While it has become taken for granted in recent times that 'The Market' must be bowed down to, in fact market forces are not sovereign unless we choose to make them so. They can reflect incomplete information and the transient, self-seeking and short-termist views of the herd. But the escape from their embrace and threats will not be easy or quick.
And much of what are passed off as 'market forces' - for example in the attempted justification of grossly excessive executive pay and bonus awards - are nothing of the kind. The contexts that are involved here are nowhere near truly competitive. They have the properties of informal cartels and they can bear more resemblance to an exclusive club than even an economic bazaar.
In the restoration of trust, people need to be confident that they are being served rather than constantly under threat of exploitation by the economic system. The virtuous economy would have this goal as a priority.
The commercial banks provide a good - or rather an extremely bad - example of a defective 'market'. Competition between the banks exists to the extent of how much money they can extract from ordinary customers who have, in the absence of public service alternatives, no recourse but to make use of one or other such profit seeking bank.

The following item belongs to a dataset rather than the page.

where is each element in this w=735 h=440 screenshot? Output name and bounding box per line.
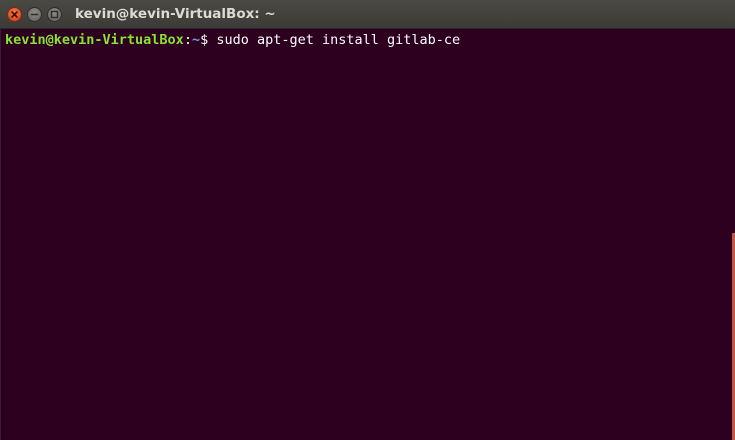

This is because the 'industry' - if that it can be called - has, at best, an unreformed oligopolistic structure or, more realistically, it is an informally cartelised situation - a 'cartel by convention' as it were, one which ensures that whatever penalties are meted out or whatever speculative losses are made, it will be the ordinary customer, the taxpayer and the junior employees who will pay the price in the end.
Even if there existed the will to implement it, statutory regulation on its own has no chance whatever of changing this anti-social behaviour, it has become far too deeply ingrained. One possibility that would bring genuine and valuable change and offer real choice and security to ordinary people would be to create 'exemplar institutions' with public service values that would break the cartel and force changes in corporate behaviour.
One example of an exemplar institution would be the re-establishment of municipal banks. In Birmingham there were branches of the Birmingham Municipal Bank in every ward of the city and a culture of thrift, beginning at school level and lasting throughout life was encouraged.
Mottoes such as: 'Thrift radiates happiness' and 'Saving is the mother of riches' expressed the ethos of the Birmingham Municipal Bank - an ethos so very distant from that of commercial banks today - and its overall watchwords were 'Security with Interest' - in which we note the ordering.
While it is the prime candidate, there is scope for exemplar institutions beyond the financial sector for example in utilities where exploitative abuse of consumers has also been unchecked or in manufacture where the failure to invest or otherwise provide for the future is apparent.